八重子は、自分のアパートに帰った。外国人もついて来た。
いくら言っても、分かっちゃくれない。――八重子はもう諦めていた。
どうなったって知らないわよ。私のせいじゃないし。
八重子は肩をすくめて、コートを脱いだ。
どうやら、この男は日本語がまるで分からないらしい。それでは、何と忠告してもむだなことだ。

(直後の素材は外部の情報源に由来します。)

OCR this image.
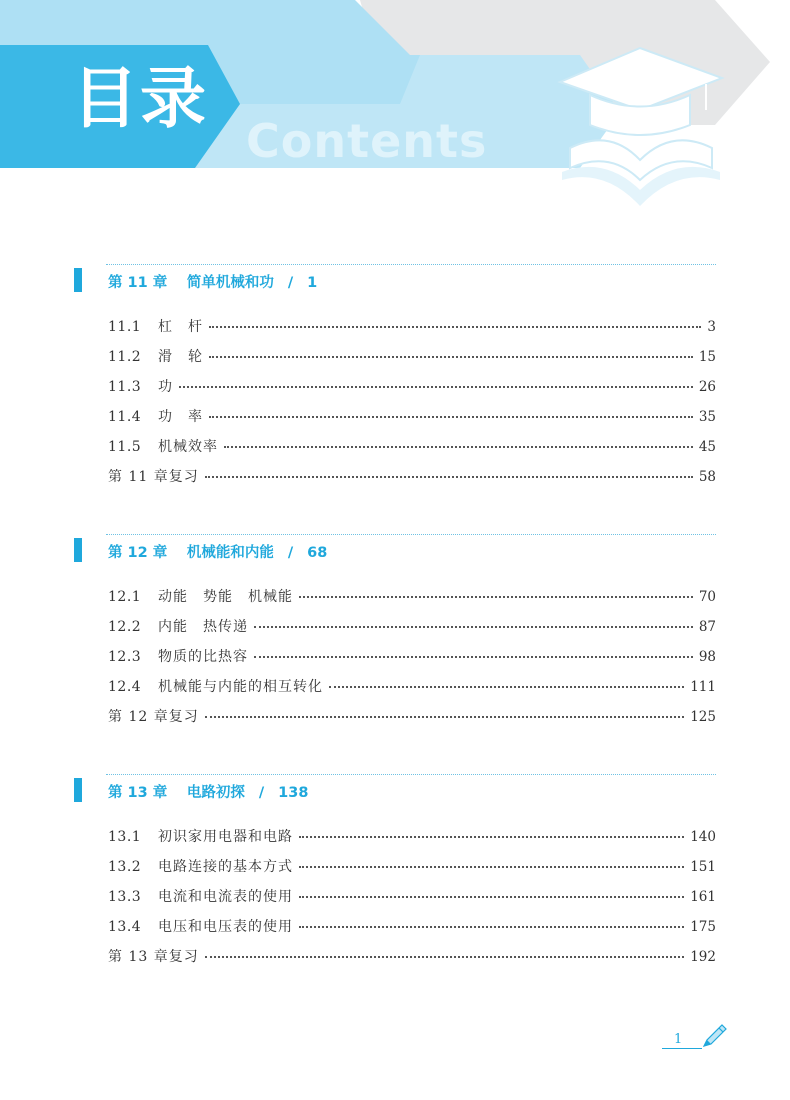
目录
Contents
第 11 章　 简单机械和功 / 1
11.1	杠　杆	3
11.2	滑　轮	15
11.3	功	26
11.4	功　率	35
11.5	机械效率	45
第 11 章复习	58
第 12 章　 机械能和内能 / 68
12.1	动能　势能　机械能	70
12.2	内能　热传递	87
12.3	物质的比热容	98
12.4	机械能与内能的相互转化	111
第 12 章复习	125
第 13 章　 电路初探 / 138
13.1	初识家用电器和电路	140
13.2	电路连接的基本方式	151
13.3	电流和电流表的使用	161
13.4	电压和电压表的使用	175
第 13 章复习	192
1
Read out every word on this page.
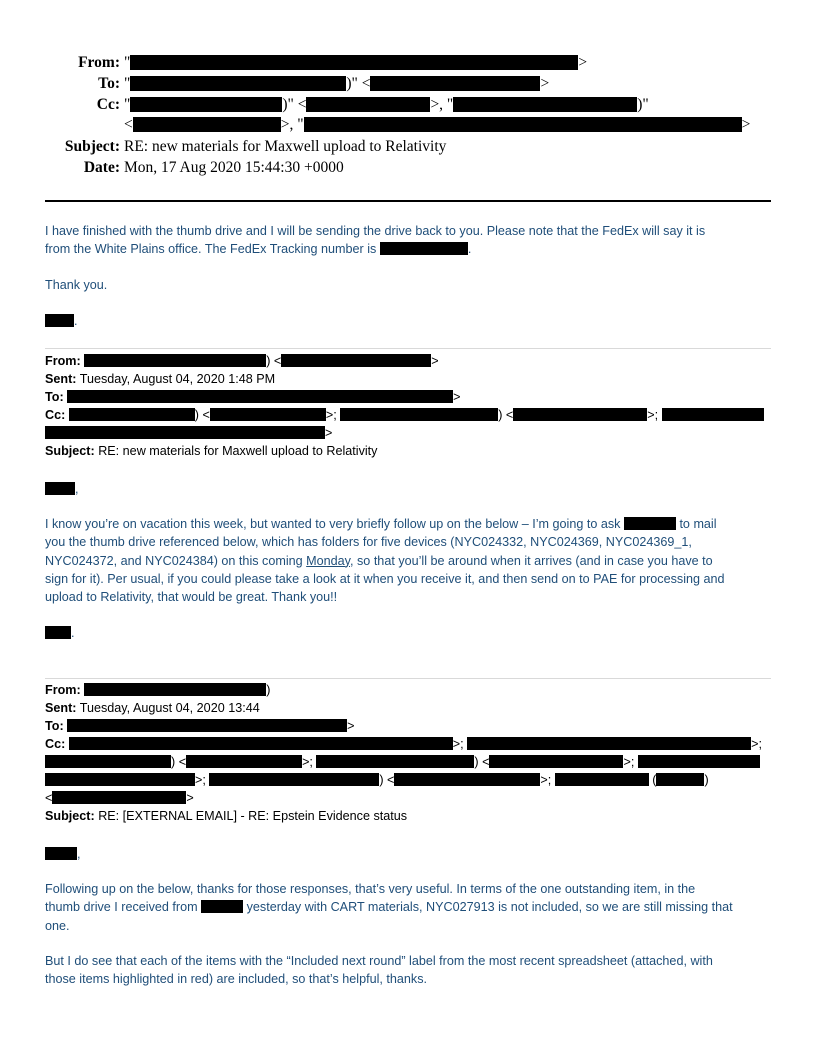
From: "	>
To: "	)" <	>
Cc: "	)" <	>, "	)"
<	>, "	>
Subject: RE: new materials for Maxwell upload to Relativity
Date: Mon, 17 Aug 2020 15:44:30 +0000
I have finished with the thumb drive and I will be sending the drive back to you. Please note that the FedEx will say it is
from the White Plains office. The FedEx Tracking number is	.
Thank you.
.
From:	) <	>
Sent: Tuesday, August 04, 2020 1:48 PM
To:	>
Cc:	) <	>;	) <	>;
>
Subject: RE: new materials for Maxwell upload to Relativity
,
I know you’re on vacation this week, but wanted to very briefly follow up on the below – I’m going to ask	to mail
you the thumb drive referenced below, which has folders for five devices (NYC024332, NYC024369, NYC024369_1,
NYC024372, and NYC024384) on this coming Monday, so that you’ll be around when it arrives (and in case you have to
sign for it). Per usual, if you could please take a look at it when you receive it, and then send on to PAE for processing and
upload to Relativity, that would be great. Thank you!!
.
From:	)
Sent: Tuesday, August 04, 2020 13:44
To:	>
Cc:	>;	>;
) <	>;	) <	>;
>;	) <	>;	(	)
<	>
Subject: RE: [EXTERNAL EMAIL] - RE: Epstein Evidence status
,
Following up on the below, thanks for those responses, that’s very useful. In terms of the one outstanding item, in the
thumb drive I received from	yesterday with CART materials, NYC027913 is not included, so we are still missing that
one.
But I do see that each of the items with the “Included next round” label from the most recent spreadsheet (attached, with
those items highlighted in red) are included, so that’s helpful, thanks.
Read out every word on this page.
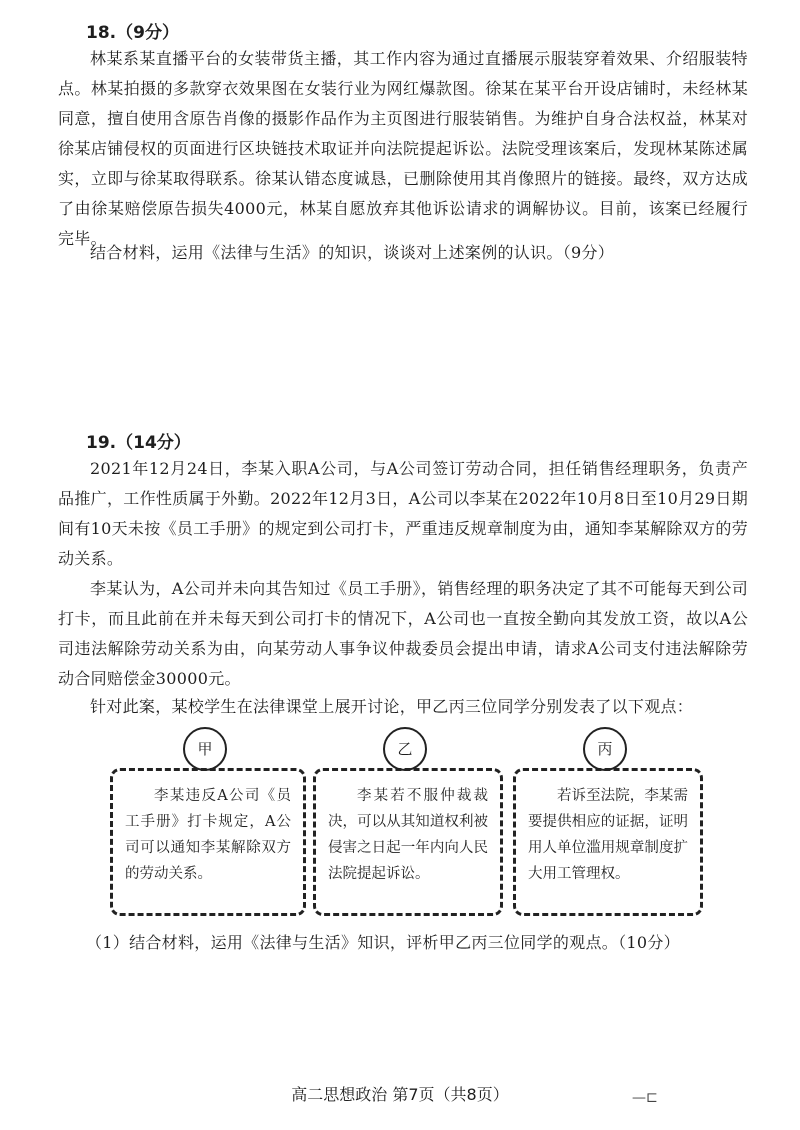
18.（9分）
林某系某直播平台的女装带货主播，其工作内容为通过直播展示服装穿着效果、介绍服装特点。林某拍摄的多款穿衣效果图在女装行业为网红爆款图。徐某在某平台开设店铺时，未经林某同意，擅自使用含原告肖像的摄影作品作为主页图进行服装销售。为维护自身合法权益，林某对徐某店铺侵权的页面进行区块链技术取证并向法院提起诉讼。法院受理该案后，发现林某陈述属实，立即与徐某取得联系。徐某认错态度诚恳，已删除使用其肖像照片的链接。最终，双方达成了由徐某赔偿原告损失4000元，林某自愿放弃其他诉讼请求的调解协议。目前，该案已经履行完毕。
结合材料，运用《法律与生活》的知识，谈谈对上述案例的认识。（9分）
19.（14分）
2021年12月24日，李某入职A公司，与A公司签订劳动合同，担任销售经理职务，负责产品推广，工作性质属于外勤。2022年12月3日，A公司以李某在2022年10月8日至10月29日期间有10天未按《员工手册》的规定到公司打卡，严重违反规章制度为由，通知李某解除双方的劳动关系。
李某认为，A公司并未向其告知过《员工手册》，销售经理的职务决定了其不可能每天到公司打卡，而且此前在并未每天到公司打卡的情况下，A公司也一直按全勤向其发放工资，故以A公司违法解除劳动关系为由，向某劳动人事争议仲裁委员会提出申请，请求A公司支付违法解除劳动合同赔偿金30000元。
针对此案，某校学生在法律课堂上展开讨论，甲乙丙三位同学分别发表了以下观点：
甲	乙	丙
李某违反A公司《员工手册》打卡规定，A公司可以通知李某解除双方的劳动关系。
李某若不服仲裁裁决，可以从其知道权利被侵害之日起一年内向人民法院提起诉讼。
若诉至法院，李某需要提供相应的证据，证明用人单位滥用规章制度扩大用工管理权。
（1）结合材料，运用《法律与生活》知识，评析甲乙丙三位同学的观点。（10分）
高二思想政治 第7页（共8页）	—⊏
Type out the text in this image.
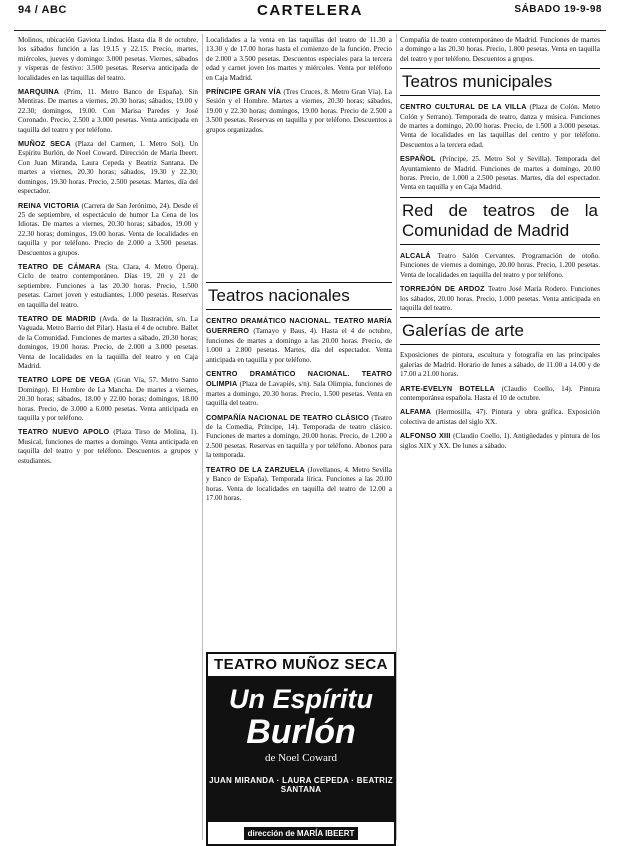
94 / ABC	CARTELERA	SÁBADO 19-9-98
Molinos, ubicación Gaviota Lindos. Hasta dia 8 de octubre, los sábados función a las 19.15 y 22.15. Precio, martes, miércoles, jueves y domingo: 3.000 pesetas. Viernes, sábados y vísperas de festivo: 3.500 pesetas. Reserva anticipada de localidades en las taquillas del teatro.
MARQUINA (Prim, 11. Metro Banco de España). Sin Mentiras. De martes a viernes, 20.30 horas; sábados, 19.00 y 22.30; domingos, 19.00. Con Marisa Paredes y José Coronado. Precio, 2.500 a 3.000 pesetas. Venta anticipada en taquilla del teatro y por teléfono.
MUÑOZ SECA (Plaza del Carmen, 1. Metro Sol). Un Espíritu Burlón, de Noel Coward. Dirección de María Ibeert. Con Juan Miranda, Laura Cepeda y Beatriz Santana. De martes a viernes, 20.30 horas; sábados, 19.30 y 22.30; domingos, 19.30 horas. Precio, 2.500 pesetas. Martes, día del espectador.
REINA VICTORIA (Carrera de San Jerónimo, 24). Desde el 25 de septiembre, el espectáculo de humor La Cena de los Idiotas. De martes a viernes, 20.30 horas; sábados, 19.00 y 22.30 horas; domingos, 19.00 horas. Venta de localidades en taquilla y por teléfono. Precio de 2.000 a 3.500 pesetas. Descuentos a grupos.
TEATRO DE CÁMARA (Sta. Clara, 4. Metro Ópera). Ciclo de teatro contemporáneo. Días 19, 20 y 21 de septiembre. Funciones a las 20.30 horas. Precio, 1.500 pesetas. Carnet joven y estudiantes, 1.000 pesetas. Reservas en taquilla del teatro.
TEATRO DE MADRID (Avda. de la Ilustración, s/n. La Vaguada. Metro Barrio del Pilar). Hasta el 4 de octubre. Ballet de la Comunidad. Funciones de martes a sábado, 20.30 horas; domingos, 19.00 horas. Precio, de 2.000 a 3.000 pesetas. Venta de localidades en la taquilla del teatro y en Caja Madrid.
TEATRO LOPE DE VEGA (Gran Vía, 57. Metro Santo Domingo). El Hombre de La Mancha. De martes a viernes, 20.30 horas; sábados, 18.00 y 22.00 horas; domingos, 18.00 horas. Precio, de 3.000 a 6.000 pesetas. Venta anticipada en taquilla y por teléfono.
TEATRO NUEVO APOLO (Plaza Tirso de Molina, 1). Musical, funciones de martes a domingo. Venta anticipada en taquilla del teatro y por teléfono. Descuentos a grupos y estudiantes.
Localidades a la venta en las taquillas del teatro de 11.30 a 13.30 y de 17.00 horas hasta el comienzo de la función. Precio de 2.000 a 3.500 pesetas. Descuentos especiales para la tercera edad y carnet joven los martes y miércoles. Venta por teléfono en Caja Madrid.
PRÍNCIPE GRAN VÍA (Tres Cruces, 8. Metro Gran Vía). La Sesión y el Hombre. Martes a viernes, 20.30 horas; sábados, 19.00 y 22.30 horas; domingos, 19.00 horas. Precio de 2.500 a 3.500 pesetas. Reservas en taquilla y por teléfono. Descuentos a grupos organizados.
Teatros nacionales
CENTRO DRAMÁTICO NACIONAL. TEATRO MARÍA GUERRERO (Tamayo y Baus, 4). Hasta el 4 de octubre, funciones de martes a domingo a las 20.00 horas. Precio, de 1.000 a 2.800 pesetas. Martes, día del espectador. Venta anticipada en taquilla y por teléfono.
CENTRO DRAMÁTICO NACIONAL. TEATRO OLIMPIA (Plaza de Lavapiés, s/n). Sala Olimpia, funciones de martes a domingo, 20.30 horas. Precio, 1.500 pesetas. Venta en taquilla del teatro.
COMPAÑÍA NACIONAL DE TEATRO CLÁSICO (Teatro de la Comedia, Príncipe, 14). Temporada de teatro clásico. Funciones de martes a domingo, 20.00 horas. Precio, de 1.200 a 2.500 pesetas. Reservas en taquilla y por teléfono. Abonos para la temporada.
TEATRO DE LA ZARZUELA (Jovellanos, 4. Metro Sevilla y Banco de España). Temporada lírica. Funciones a las 20.00 horas. Venta de localidades en taquilla del teatro de 12.00 a 17.00 horas.
TEATRO MUÑOZ SECA
Un Espíritu
Burlón
de Noel Coward
JUAN MIRANDA · LAURA CEPEDA · BEATRIZ SANTANA
dirección de MARÍA IBEERT
Compañía de teatro contemporáneo de Madrid. Funciones de martes a domingo a las 20.30 horas. Precio, 1.800 pesetas. Venta en taquilla del teatro y por teléfono. Descuentos a grupos.
Teatros municipales
CENTRO CULTURAL DE LA VILLA (Plaza de Colón. Metro Colón y Serrano). Temporada de teatro, danza y música. Funciones de martes a domingo, 20.00 horas. Precio, de 1.500 a 3.000 pesetas. Venta de localidades en las taquillas del centro y por teléfono. Descuentos a la tercera edad.
ESPAÑOL (Príncipe, 25. Metro Sol y Sevilla). Temporada del Ayuntamiento de Madrid. Funciones de martes a domingo, 20.00 horas. Precio, de 1.000 a 2.500 pesetas. Martes, día del espectador. Venta en taquilla y en Caja Madrid.
Red de teatros de la Comunidad de Madrid
ALCALÁ Teatro Salón Cervantes. Programación de otoño. Funciones de viernes a domingo, 20.00 horas. Precio, 1.200 pesetas. Venta de localidades en taquilla del teatro y por teléfono.
TORREJÓN DE ARDOZ Teatro José María Rodero. Funciones los sábados, 20.00 horas. Precio, 1.000 pesetas. Venta anticipada en taquilla del teatro.
Galerías de arte
Exposiciones de pintura, escultura y fotografía en las principales galerías de Madrid. Horario de lunes a sábado, de 11.00 a 14.00 y de 17.00 a 21.00 horas.
ARTE-EVELYN BOTELLA (Claudio Coello, 14). Pintura contemporánea española. Hasta el 10 de octubre.
ALFAMA (Hermosilla, 47). Pintura y obra gráfica. Exposición colectiva de artistas del siglo XX.
ALFONSO XIII (Claudio Coello, 1). Antigüedades y pintura de los siglos XIX y XX. De lunes a sábado.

アパートの部屋に入ると、男は中を見回して、何か呟いた。
「――フランス語?」
と、八重子が訊くと、男は黙って肯いた。
「そう。――でも私、フランス語は分からないから」
「ワイン?」
「え? ああ、ワインね。一応あるわよ。安物だけどね」
八重子はグラスを取り出して、赤ワインを注いだ。
男は一気に飲み干すと、
「メルシー」
と言った。
それぐらいは八重子にも分かる。
「だけど……。早く逃げないと、哲が仲間を連れて来るよ」
といっても、フランス語で、どう言えばいいのか……。
二十分ほどして、ドタドタと足音がした。
「来たわ!」
八重子は壁に身を寄せて、
「ああ……。お願いよ、哲に謝って」
と言ったが、そのとたん、ドアが開いた。
哲が仲間を四、五人連れて来ていた。
「そこにいやがったのか。覚悟しろ!」
「哲。ねえ、この人フランス人なのよ」
「だから何だ? どこの奴だっていい。すぐ袋叩きにしてやる」
と、部屋へ上がり込む。
男は少しも怖がる風でなく、哲たちを見ていた。哲は、
「やっちまえ!」
と怒鳴った。
すると――男は拳銃を取り出したのである。
「――何だ? そんな物、怖かねえぞ!」
オモチャだとでも思ったのか、哲は嘲笑った。
次の瞬間、バン、と短く乾いた破裂音がした。
哲は、自分の服の胸の辺りにポツンと浮かび上がった赤いしみが、見る見る内に広がって行くのを、わけが分からないような表情で見下ろしていたが、やがて、
「おい……何だよ……」
と、戸惑ったように言った。
「何しやがったんだ……。俺は……どうして……」
そこまで言って、哲はガクッと膝をつき、倒れ込んだ。
哲の体の下に、血だまりが広がっていくと、八重子が、細い声で悲鳴を上げたが、すぐに途切れた。
哲について来た男たちは、ただ呆然として突っ立っているばかりだった……。